International trends support these positive expectations, indicating a strong return of Americans and, especially, Chinese travelers to the global tourism market. It is noteworthy that the World Tourism Organization estimates that pre-pandemic levels will be reached globally this year, unlike last year when global tourism reached 90% of 2019 levels, with Europe having a better performance (94%). Greece, however, surpassed 2019 levels by 17.8% in receipts and 4.8% in arrivals, resulting in an increased market share in the Mediterranean from 10.1% to 10.9%.

The country also appears as a “secure haven” in the broader region, with Egypt and Tunisia being adversely affected by the conflict in Gaza.

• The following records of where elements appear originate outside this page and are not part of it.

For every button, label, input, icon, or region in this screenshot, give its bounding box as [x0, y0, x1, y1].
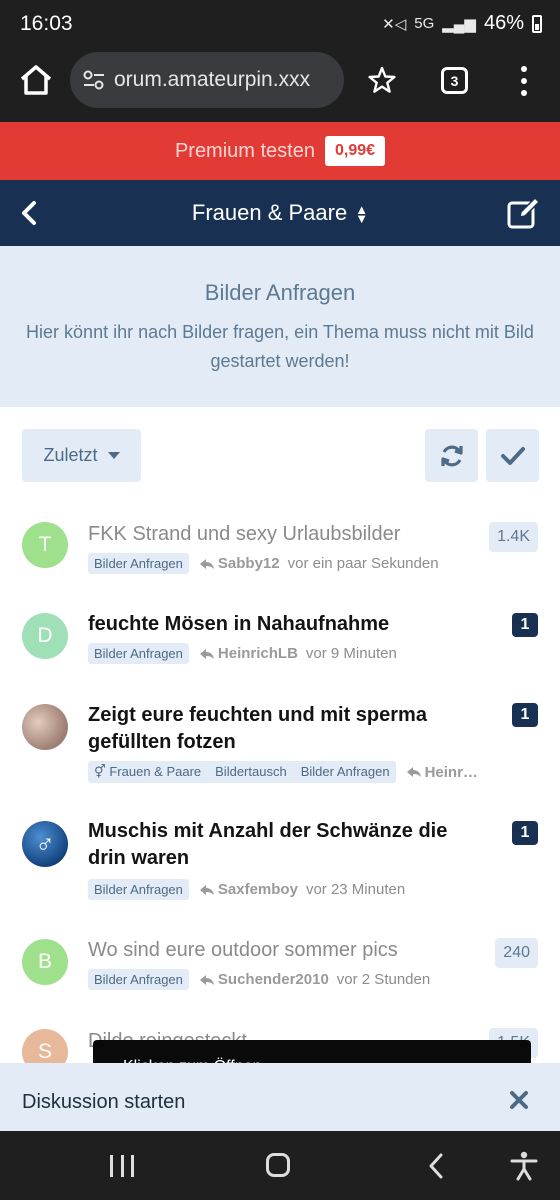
premium-banner[interactable]: Premium testen 0,99€	[0, 122, 560, 180]
tag[interactable]: ⚥ Frauen & Paare	[94, 764, 201, 780]
reply-arrow-icon	[199, 974, 214, 985]
thread-item[interactable]: D feuchte Mösen in Nahaufnahme Bilder An…	[0, 592, 560, 682]
sort-updown-icon: ▲ ▼	[355, 202, 369, 227]
thread-item[interactable]: B Wo sind eure outdoor sommer pics Bilde…	[0, 918, 560, 1008]
start-discussion-bar[interactable]: Diskussion starten	[0, 1063, 560, 1131]
mark-read-button[interactable]	[486, 429, 539, 482]
thread-title[interactable]: feuchte Mösen in Nahaufnahme	[88, 611, 488, 638]
reply-arrow-icon	[199, 648, 214, 659]
home-nav-icon[interactable]	[266, 1153, 290, 1177]
thread-item[interactable]: ♂ Muschis mit Anzahl der Schwänze die dr…	[0, 800, 560, 918]
bookmark-star-icon[interactable]	[368, 66, 396, 94]
tag[interactable]: Bildertausch	[215, 764, 287, 780]
forum-title: Frauen & Paare	[191, 200, 348, 225]
thread-meta: ⚥ Frauen & Paare Bildertausch Bilder Anf…	[88, 761, 478, 783]
status-time: 16:03	[20, 12, 73, 35]
last-reply-user[interactable]: Suchender2010	[218, 971, 329, 988]
last-reply-time: vor 9 Minuten	[305, 645, 397, 662]
thread-title[interactable]: Zeigt eure feuchten und mit sperma gefül…	[88, 702, 488, 756]
refresh-icon	[440, 445, 463, 466]
thread-meta: Bilder Anfragen Sabby12 vor ein paar Sek…	[88, 553, 439, 574]
last-reply-user[interactable]: HeinrichLB	[218, 645, 298, 662]
thread-meta: Bilder Anfragen HeinrichLB vor 9 Minuten	[88, 643, 397, 664]
thread-tags[interactable]: Bilder Anfragen	[88, 879, 189, 900]
system-nav-bar	[0, 1131, 560, 1200]
avatar: T	[22, 522, 68, 568]
checkmark-icon	[500, 446, 525, 465]
unread-count-badge: 1	[512, 821, 538, 845]
browser-toolbar: orum.amateurpin.xxx 3	[0, 48, 560, 122]
tag[interactable]: Bilder Anfragen	[94, 646, 183, 661]
compose-icon[interactable]	[506, 196, 542, 230]
avatar: ♂	[22, 821, 68, 867]
thread-tags[interactable]: Bilder Anfragen	[88, 643, 189, 664]
battery-icon	[532, 14, 542, 33]
last-reply-user[interactable]: Heinr…	[425, 764, 478, 781]
thread-title[interactable]: FKK Strand und sexy Urlaubsbilder	[88, 521, 488, 548]
thread-tags[interactable]: Bilder Anfragen	[88, 553, 189, 574]
thread-tags[interactable]: ⚥ Frauen & Paare Bildertausch Bilder Anf…	[88, 761, 396, 783]
last-reply: Suchender2010 vor 2 Stunden	[199, 971, 430, 988]
forum-name: Bilder Anfragen	[204, 280, 356, 305]
thread-tags[interactable]: Bilder Anfragen	[88, 969, 189, 990]
reply-arrow-icon	[406, 767, 421, 777]
thread-title[interactable]: Muschis mit Anzahl der Schwänze die drin…	[88, 818, 488, 872]
accessibility-icon[interactable]	[510, 1151, 538, 1181]
avatar: B	[22, 939, 68, 985]
reply-arrow-icon	[199, 884, 214, 895]
browser-menu-icon[interactable]	[515, 66, 533, 96]
caret-down-icon	[107, 452, 120, 459]
last-reply-time: vor 2 Stunden	[336, 971, 431, 988]
5g-icon: 5G	[414, 15, 435, 32]
gender-icon: ⚥	[94, 764, 110, 779]
tab-switcher-button[interactable]: 3	[441, 67, 468, 94]
tag[interactable]: Bilder Anfragen	[94, 972, 183, 987]
avatar: D	[22, 613, 68, 659]
last-reply: HeinrichLB vor 9 Minuten	[199, 645, 397, 662]
thread-meta: Bilder Anfragen Suchender2010 vor 2 Stun…	[88, 969, 430, 990]
sort-dropdown[interactable]: Zuletzt	[22, 429, 141, 482]
unread-count-badge: 1	[512, 613, 538, 637]
battery-percent: 46%	[483, 12, 524, 34]
reply-count-badge: 1.4K	[489, 522, 538, 552]
url-text: orum.amateurpin.xxx	[114, 68, 311, 91]
thread-item[interactable]: T FKK Strand und sexy Urlaubsbilder Bild…	[0, 502, 560, 592]
forum-title-selector[interactable]: Frauen & Paare ▲ ▼	[0, 200, 560, 226]
avatar	[22, 704, 68, 750]
tag[interactable]: Bilder Anfragen	[94, 556, 183, 571]
thread-title[interactable]: Wo sind eure outdoor sommer pics	[88, 937, 488, 964]
start-discussion-label[interactable]: Diskussion starten	[22, 1091, 185, 1114]
last-reply-user[interactable]: Saxfemboy	[218, 881, 298, 898]
premium-label: Premium testen	[174, 139, 315, 162]
last-reply-time: vor ein paar Sekunden	[287, 555, 439, 572]
status-bar: 16:03 ✕◁ 5G ▂▄▆ 46%	[0, 0, 560, 48]
mute-icon: ✕◁	[382, 15, 407, 33]
sort-label: Zuletzt	[43, 445, 98, 465]
signal-icon: ▂▄▆	[442, 15, 476, 33]
forum-description-text: Hier könnt ihr nach Bilder fragen, ein T…	[26, 322, 534, 371]
reply-arrow-icon	[199, 558, 214, 569]
last-reply-time: vor 23 Minuten	[305, 881, 406, 898]
tag[interactable]: Bilder Anfragen	[94, 882, 183, 897]
thread-meta: Bilder Anfragen Saxfemboy vor 23 Minuten	[88, 879, 405, 900]
last-reply: Saxfemboy vor 23 Minuten	[199, 881, 405, 898]
filter-row: Zuletzt	[0, 407, 560, 502]
premium-price-badge[interactable]: 0,99€	[325, 136, 386, 166]
close-icon[interactable]	[506, 1087, 532, 1113]
refresh-button[interactable]	[425, 429, 478, 482]
back-nav-icon[interactable]	[428, 1153, 444, 1179]
site-settings-icon[interactable]	[82, 69, 106, 91]
reply-count-badge: 240	[495, 938, 538, 968]
tag[interactable]: Bilder Anfragen	[301, 764, 390, 780]
last-reply-user[interactable]: Sabby12	[218, 555, 280, 572]
recent-apps-icon[interactable]	[110, 1155, 134, 1177]
unread-count-badge: 1	[512, 703, 538, 727]
last-reply: Sabby12 vor ein paar Sekunden	[199, 555, 439, 572]
last-reply: Heinr…	[406, 764, 478, 781]
forum-description: Bilder Anfragen Hier könnt ihr nach Bild…	[0, 246, 560, 407]
thread-item[interactable]: Zeigt eure feuchten und mit sperma gefül…	[0, 682, 560, 800]
address-bar[interactable]: orum.amateurpin.xxx	[70, 52, 344, 108]
home-icon[interactable]	[18, 62, 54, 98]
forum-header: Frauen & Paare ▲ ▼	[0, 180, 560, 246]
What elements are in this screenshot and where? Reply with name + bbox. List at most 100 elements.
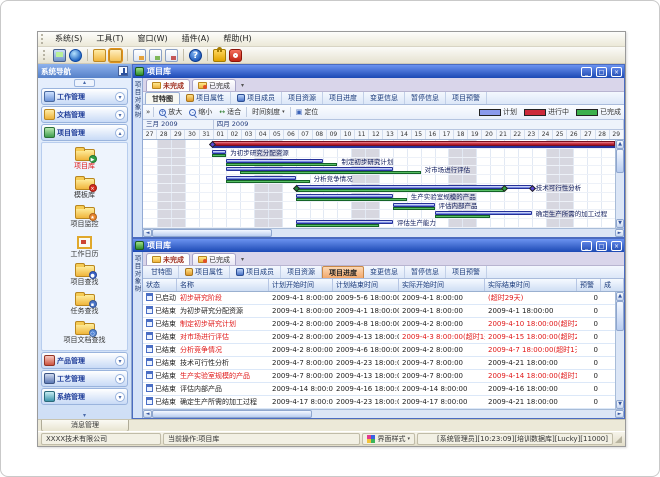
table-row[interactable]: 已结束确定生产所需的加工过程2009-4-17 8:00:002009-4-23… bbox=[143, 396, 615, 409]
menu-item-1[interactable]: 工具(T) bbox=[89, 32, 130, 46]
column-header-6[interactable]: 预警 bbox=[577, 279, 601, 291]
table-tab-5[interactable]: 变更信息 bbox=[364, 266, 405, 278]
table-row[interactable]: 已启动初步研究阶段2009-4-1 8:00:002009-5-6 18:00:… bbox=[143, 292, 615, 305]
chevron-down-icon[interactable]: ▾ bbox=[115, 374, 125, 384]
close-icon[interactable]: × bbox=[611, 241, 622, 251]
gantt-done-bar[interactable] bbox=[296, 198, 407, 201]
table-row[interactable]: 已结束生产实验室规模的产品2009-4-7 8:00:002009-4-13 1… bbox=[143, 370, 615, 383]
gantt-done-bar[interactable] bbox=[212, 154, 226, 157]
gantt-tab-6[interactable]: 暂停信息 bbox=[405, 92, 446, 104]
gantt-tab-0[interactable]: 甘特图 bbox=[145, 92, 180, 104]
table-tab-7[interactable]: 项目预警 bbox=[446, 266, 487, 278]
maximize-icon[interactable]: □ bbox=[596, 241, 607, 251]
sidebar-item-3[interactable]: 工作日历 bbox=[42, 232, 127, 261]
gantt-plan-bar[interactable] bbox=[212, 146, 615, 148]
gantt-tab-5[interactable]: 变更信息 bbox=[364, 92, 405, 104]
scroll-right-icon[interactable]: ► bbox=[615, 410, 624, 418]
scroll-thumb[interactable] bbox=[616, 149, 624, 173]
gantt-tab-1[interactable]: 项目属性 bbox=[180, 92, 231, 104]
scroll-right-icon[interactable]: ► bbox=[615, 229, 624, 237]
table-row[interactable]: 已结束制定初步研究计划2009-4-2 8:00:002009-4-8 18:0… bbox=[143, 318, 615, 331]
maximize-icon[interactable]: □ bbox=[596, 67, 607, 77]
table-tab-3[interactable]: 项目资源 bbox=[281, 266, 322, 278]
stop-icon[interactable] bbox=[229, 49, 242, 62]
column-header-7[interactable]: 成 bbox=[601, 279, 624, 291]
table-row[interactable]: 已结束技术可行性分析2009-4-7 8:00:002009-4-23 18:0… bbox=[143, 357, 615, 370]
gantt-tab-2[interactable]: 项目成员 bbox=[231, 92, 282, 104]
scroll-down-icon[interactable]: ▼ bbox=[616, 400, 624, 409]
resize-grip[interactable] bbox=[615, 436, 622, 443]
chevron-down-icon[interactable]: ▾ bbox=[115, 110, 125, 120]
scroll-up-icon[interactable]: ▲ bbox=[616, 292, 624, 301]
toolbar-more-icon[interactable]: » bbox=[146, 108, 150, 116]
time-scale-button[interactable]: 时间刻度▾ bbox=[250, 107, 287, 117]
column-header-4[interactable]: 实际开始时间 bbox=[399, 279, 485, 291]
scroll-thumb[interactable] bbox=[616, 301, 624, 331]
table-row[interactable]: 已结束为初步研究分配资源2009-4-1 8:00:002009-4-1 18:… bbox=[143, 305, 615, 318]
globe-icon[interactable] bbox=[69, 49, 82, 62]
table-vertical-scrollbar[interactable]: ▲ ▼ bbox=[615, 292, 624, 409]
mail-report-icon-1[interactable] bbox=[133, 49, 146, 62]
gantt-done-bar[interactable] bbox=[226, 180, 309, 183]
sidebar-item-0[interactable]: ▶项目库 bbox=[42, 145, 127, 174]
column-header-3[interactable]: 计划结束时间 bbox=[333, 279, 399, 291]
gantt-filter-tab-1[interactable]: 已完成 bbox=[192, 79, 236, 91]
gantt-done-bar[interactable] bbox=[296, 189, 504, 192]
column-header-2[interactable]: 计划开始时间 bbox=[269, 279, 333, 291]
chevron-up-icon[interactable]: ▴ bbox=[115, 128, 125, 138]
sidebar-section-bottom-2[interactable]: 系统管理▾ bbox=[41, 388, 128, 405]
gantt-tab-3[interactable]: 项目资源 bbox=[282, 92, 323, 104]
tab-overflow-icon[interactable]: ▾ bbox=[238, 256, 247, 265]
sidebar-item-2[interactable]: ★项目监控 bbox=[42, 203, 127, 232]
sidebar-section-project-management[interactable]: 项目管理▴ bbox=[41, 124, 128, 141]
menu-item-2[interactable]: 窗口(W) bbox=[130, 32, 174, 46]
sidebar-section-0[interactable]: 工作管理▾ bbox=[41, 88, 128, 105]
minimize-icon[interactable]: _ bbox=[581, 67, 592, 77]
table-row[interactable]: 已结束评估内部产品2009-4-14 8:00:002009-4-16 18:0… bbox=[143, 383, 615, 396]
fit-button[interactable]: ↔适合 bbox=[217, 107, 243, 117]
menu-item-3[interactable]: 插件(A) bbox=[175, 32, 217, 46]
mail-report-icon-3[interactable] bbox=[165, 49, 178, 62]
close-icon[interactable]: × bbox=[611, 67, 622, 77]
zoom-out-button[interactable]: -缩小 bbox=[187, 107, 214, 117]
interface-style-selector[interactable]: 界面样式 ▾ bbox=[362, 433, 415, 445]
column-header-1[interactable]: 名称 bbox=[177, 279, 269, 291]
locate-button[interactable]: ▣定位 bbox=[294, 107, 321, 117]
chevron-down-icon[interactable]: ▾ bbox=[115, 92, 125, 102]
gantt-done-bar[interactable] bbox=[240, 171, 420, 174]
project-tree-side-tab[interactable]: 项目对象树 bbox=[133, 78, 143, 237]
gantt-tab-4[interactable]: 项目进度 bbox=[323, 92, 364, 104]
menu-item-0[interactable]: 系统(S) bbox=[48, 32, 89, 46]
scroll-left-icon[interactable]: ◄ bbox=[143, 410, 152, 418]
table-tab-0[interactable]: 甘特图 bbox=[145, 266, 179, 278]
table-filter-tab-0[interactable]: 未完成 bbox=[146, 253, 190, 265]
lock-icon[interactable] bbox=[213, 49, 226, 62]
scroll-left-icon[interactable]: ◄ bbox=[143, 229, 152, 237]
column-header-0[interactable]: 状态 bbox=[143, 279, 177, 291]
gantt-done-bar[interactable] bbox=[296, 224, 379, 227]
scroll-down-icon[interactable]: ▼ bbox=[616, 219, 624, 228]
table-horizontal-scrollbar[interactable]: ◄ ► bbox=[143, 409, 624, 418]
help-icon[interactable]: ? bbox=[189, 49, 202, 62]
column-header-5[interactable]: 实际结束时间 bbox=[485, 279, 577, 291]
table-filter-tab-1[interactable]: 已完成 bbox=[192, 253, 236, 265]
sidebar-item-6[interactable]: ○项目文档查找 bbox=[42, 319, 127, 348]
sidebar-more-icon[interactable]: ▾ bbox=[38, 411, 131, 419]
gantt-tab-7[interactable]: 项目预警 bbox=[446, 92, 487, 104]
sidebar-item-4[interactable]: ●项目查找 bbox=[42, 261, 127, 290]
sidebar-section-bottom-1[interactable]: 工艺管理▾ bbox=[41, 370, 128, 387]
sidebar-collapse-button[interactable]: ▴ bbox=[38, 78, 131, 87]
chevron-down-icon[interactable]: ▾ bbox=[115, 356, 125, 366]
gantt-vertical-scrollbar[interactable]: ▲ ▼ bbox=[615, 140, 624, 228]
gantt-done-bar[interactable] bbox=[435, 215, 491, 218]
scroll-thumb[interactable] bbox=[152, 410, 312, 418]
gantt-horizontal-scrollbar[interactable]: ◄ ► bbox=[143, 228, 624, 237]
gantt-done-bar[interactable] bbox=[393, 207, 435, 210]
sidebar-item-5[interactable]: ▪任务查找 bbox=[42, 290, 127, 319]
gantt-filter-tab-0[interactable]: 未完成 bbox=[146, 79, 190, 91]
table-tab-1[interactable]: 项目属性 bbox=[179, 266, 230, 278]
sidebar-section-1[interactable]: 文档管理▾ bbox=[41, 106, 128, 123]
chevron-down-icon[interactable]: ▾ bbox=[115, 392, 125, 402]
folder-icon[interactable] bbox=[93, 49, 106, 62]
scroll-up-icon[interactable]: ▲ bbox=[616, 140, 624, 149]
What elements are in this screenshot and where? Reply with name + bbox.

Therefore, all signals for 2024 are positive, with current reservations compared to the same period last year showing a single-digit increase ranging from 4% to 6%, while some popular destinations approach 10%.

Hoteliers will welcome the new season with room prices increasing by an average of 5% (based on agreements signed with tour operators last year), with some luxury hotels experiencing increases of up to 10%.

Speaking to, the President of the Panhellenic Federation of Hoteliers, Giannis Hatzis, stated that he is “cautiously optimistic for an exceptional year.” Demand is high, with certain markets, such as the British, standing out, and overall, all major markets showing a very dynamic picture. However, he hastens to add that the year will develop exceptionally if there are no unexpected events that will affect demand, as happened with the pandemic.

Geopolitical disruptions, wars in our neighborhood, and the lag in the growth rates of European economies are the main inhibitory factors, with the seasonal surge of COVID-19 not yet factored in.